Singular Concepts: From Fragments to Files,

La soutenance aura lieu le vendredi 24 juin, à partir de 15h, dans la salle de réunion de l'Institut Jean-Nicod, ENS (Pavillon jardin, 29 rue d'Ulm, 75005 Paris).

Le jury sera composé de :

Mme Imogen DICKIE, Professeur, Université de Toronto
M. Jérôme DOKIC, Directeur d'Etudes à l'EHESS
M. John PERRY, Professeur, Université Stanford et Université de Riverside
M. François RECANATI, Directeur d'Etudes à l'EHESS et Directeur de Recherches au CNRS (directeur de thèse)
M. Brent STRICKLAND, Chargé de Recherches au CNRS

 
Abstract:
In this thesis, I develop an account of singular concepts, those we use to think directly about particular individuals. Building on the work of other philosophers, I identify singular concepts with mental files. Yet the way I flesh out this proposal significantly departs from philosophical tradition. According to the received philosophical view, any representations that satisfies a certain a priori task analysis counts as a file. I object that this renders the notion useless in distinguishing between genuinely singular thoughts and merely descriptive ones, and that it precludes files from playing any substantive explanatory role. I put forward an alternative conception of files as a cognitive natural kind, firmly rooted in empirical research.
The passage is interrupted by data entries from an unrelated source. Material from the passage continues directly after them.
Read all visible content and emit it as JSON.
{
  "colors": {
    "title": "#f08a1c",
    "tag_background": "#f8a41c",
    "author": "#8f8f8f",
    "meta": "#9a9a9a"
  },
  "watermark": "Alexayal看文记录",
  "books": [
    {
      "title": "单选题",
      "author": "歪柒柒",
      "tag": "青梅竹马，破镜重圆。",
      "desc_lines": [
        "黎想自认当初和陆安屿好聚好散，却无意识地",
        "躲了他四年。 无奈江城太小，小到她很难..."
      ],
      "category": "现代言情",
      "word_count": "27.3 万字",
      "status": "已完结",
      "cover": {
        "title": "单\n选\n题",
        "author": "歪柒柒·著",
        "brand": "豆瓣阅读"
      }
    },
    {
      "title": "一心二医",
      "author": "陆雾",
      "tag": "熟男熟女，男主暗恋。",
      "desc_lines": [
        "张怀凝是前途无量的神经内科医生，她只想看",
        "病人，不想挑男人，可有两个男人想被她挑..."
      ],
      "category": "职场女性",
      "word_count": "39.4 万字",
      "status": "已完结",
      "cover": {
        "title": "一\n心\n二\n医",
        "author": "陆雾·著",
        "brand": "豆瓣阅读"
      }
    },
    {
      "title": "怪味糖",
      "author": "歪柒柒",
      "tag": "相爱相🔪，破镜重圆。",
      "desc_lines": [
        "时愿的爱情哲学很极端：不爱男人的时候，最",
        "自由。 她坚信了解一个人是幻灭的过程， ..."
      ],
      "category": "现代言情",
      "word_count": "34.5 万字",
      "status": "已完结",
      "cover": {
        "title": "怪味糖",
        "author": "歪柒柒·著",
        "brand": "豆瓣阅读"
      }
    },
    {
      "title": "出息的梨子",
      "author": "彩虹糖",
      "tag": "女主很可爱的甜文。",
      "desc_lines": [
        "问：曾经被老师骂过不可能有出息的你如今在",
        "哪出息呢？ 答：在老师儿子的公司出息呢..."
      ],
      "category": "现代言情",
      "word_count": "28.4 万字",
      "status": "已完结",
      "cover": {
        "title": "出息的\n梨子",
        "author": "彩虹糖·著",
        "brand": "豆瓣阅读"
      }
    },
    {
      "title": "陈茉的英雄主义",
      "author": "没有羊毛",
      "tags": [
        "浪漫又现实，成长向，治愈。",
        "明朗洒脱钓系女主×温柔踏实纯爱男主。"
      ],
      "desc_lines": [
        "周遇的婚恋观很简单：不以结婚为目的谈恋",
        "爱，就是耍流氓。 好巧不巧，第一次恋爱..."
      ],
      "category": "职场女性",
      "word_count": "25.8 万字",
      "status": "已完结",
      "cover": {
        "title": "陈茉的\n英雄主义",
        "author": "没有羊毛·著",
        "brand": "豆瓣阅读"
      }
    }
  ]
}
I propose that we think of singular concepts/mental files as representations suitably related to object files -- a type of representation initially posited by vision scientists, that has since received independent support from other areas of cognitive science. Being singular percepts of objects, rather than concepts of individuals, object files alone cannot explain the full range of singular thought, however. To address this challenge, I outline a novel 'sorted files' model of core cognition, as composed of multiple subsystems of domain-specific representations of individuals, and explore paths leading from preconceptual singular representations to full-blown singular concepts.